No soy ni la primera ni la última que, una mañana cualquiera, se queda mirando un test de embarazo esperando confirmar que el retraso es fortuito y, ¡oh, sorpresa!, aparece la doble línea rosa. Lo atípico del acontecimiento es que suceda justo un día antes de que se declare en España el estado de alarma por la pandemia de SARS-COV-2. La incertidumbre asoma al instante. ¿Y ahora qué?

Para intentar despejar las dudas llamo a mi centro de salud. Y en pocos segundos tengo a la matrona al otro lado del teléfono dándome la enhorabuena y rellenando a toda prisa la cartilla de embarazo mientras me cose a preguntas.

«Vale, ya lo tengo todo apuntado. ¡Vaya momento habéis elegido! —me reprende, medio en serio, medio en broma—. Espera un segundo, que te doy cita sobre la marcha para la primera analítica. Pero por favor, vente en coche, aunque vivas a dos pasos. Así te tomas el jarabe de glucosa sentadita en tu vehículo y vuelves una hora después a sacarte sangre. Hazme caso que, aunque el Gobierno no lo diga, las embarazadas sois población de riesgo ahora mismo porque estáis inmunodeprimidas».

“Es cierto que el embarazo provoca algunos cambios, pero eso no quiere decir que las embarazadas estén inmunodeprimidas»

De toda su retahíla me quedo con el final. ¿Inmunodeprimidas? Y mi mente periodística coge esa etiqueta con pinzas hasta contrastarlo. La primera fuente que me viene a la mente es Ignacio J. Molina, inmunólogo de la Universidad de Granada, uno de los españoles que más sabe sobre cómo funcionan nuestras defensas.

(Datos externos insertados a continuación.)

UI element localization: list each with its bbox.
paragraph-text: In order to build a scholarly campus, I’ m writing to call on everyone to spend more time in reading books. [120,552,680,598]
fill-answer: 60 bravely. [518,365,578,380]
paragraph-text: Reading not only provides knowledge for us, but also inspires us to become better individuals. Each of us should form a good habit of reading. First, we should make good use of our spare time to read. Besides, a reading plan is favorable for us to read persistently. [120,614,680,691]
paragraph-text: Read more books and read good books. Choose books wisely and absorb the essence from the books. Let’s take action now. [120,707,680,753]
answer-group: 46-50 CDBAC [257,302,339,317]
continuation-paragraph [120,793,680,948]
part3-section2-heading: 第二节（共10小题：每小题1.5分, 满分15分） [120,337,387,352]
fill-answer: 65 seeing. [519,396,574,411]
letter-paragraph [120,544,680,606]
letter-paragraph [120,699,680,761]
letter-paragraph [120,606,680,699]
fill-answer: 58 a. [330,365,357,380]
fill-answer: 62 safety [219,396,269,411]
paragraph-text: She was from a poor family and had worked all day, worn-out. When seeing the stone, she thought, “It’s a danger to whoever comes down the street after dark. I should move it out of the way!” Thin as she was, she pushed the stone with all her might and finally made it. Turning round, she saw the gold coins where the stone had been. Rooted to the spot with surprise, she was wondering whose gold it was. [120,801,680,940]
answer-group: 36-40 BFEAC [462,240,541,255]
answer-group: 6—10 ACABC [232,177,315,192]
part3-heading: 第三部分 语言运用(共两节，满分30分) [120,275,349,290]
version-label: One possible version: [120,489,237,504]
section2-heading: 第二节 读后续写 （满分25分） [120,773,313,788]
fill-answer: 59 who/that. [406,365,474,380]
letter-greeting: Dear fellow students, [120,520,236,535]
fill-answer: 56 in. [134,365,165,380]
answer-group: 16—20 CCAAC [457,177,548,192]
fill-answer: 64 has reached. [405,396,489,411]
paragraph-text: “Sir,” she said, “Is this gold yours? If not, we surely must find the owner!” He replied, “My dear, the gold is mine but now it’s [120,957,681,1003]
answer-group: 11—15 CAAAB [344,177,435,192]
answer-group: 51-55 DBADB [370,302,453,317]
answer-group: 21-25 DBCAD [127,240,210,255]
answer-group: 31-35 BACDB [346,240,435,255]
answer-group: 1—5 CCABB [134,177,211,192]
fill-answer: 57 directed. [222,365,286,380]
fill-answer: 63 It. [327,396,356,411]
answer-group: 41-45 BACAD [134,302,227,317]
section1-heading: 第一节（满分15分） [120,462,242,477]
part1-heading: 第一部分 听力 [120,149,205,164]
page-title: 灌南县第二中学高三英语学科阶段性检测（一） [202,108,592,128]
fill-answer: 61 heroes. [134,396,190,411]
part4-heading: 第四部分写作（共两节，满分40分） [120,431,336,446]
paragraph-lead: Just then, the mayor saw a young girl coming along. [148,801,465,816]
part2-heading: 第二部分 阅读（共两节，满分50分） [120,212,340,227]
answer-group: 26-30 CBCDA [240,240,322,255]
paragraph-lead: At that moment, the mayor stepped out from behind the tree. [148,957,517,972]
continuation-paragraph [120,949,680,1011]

«Es cierto que el embarazo provoca algunos cambios en el sistema inmunitario, pero eso no quiere decir en absoluto que las embarazadas estén inmunodeprimidas. Lo que está claro es que la respuesta inmunitaria durante la gestación es fascinante: piensa que, a pesar de que rechazamos un riñón trasplantado mientras no sea 100 % compatible, no se rechaza al feto, que con respecto a la madre es solamente un 50 % compatible», cuenta a SINC. Y eso ocurre a la vez que las defensas se mantienen ojo avizor para defendernos ante posibles infecciones. Una paradoja inmunológica en toda regla.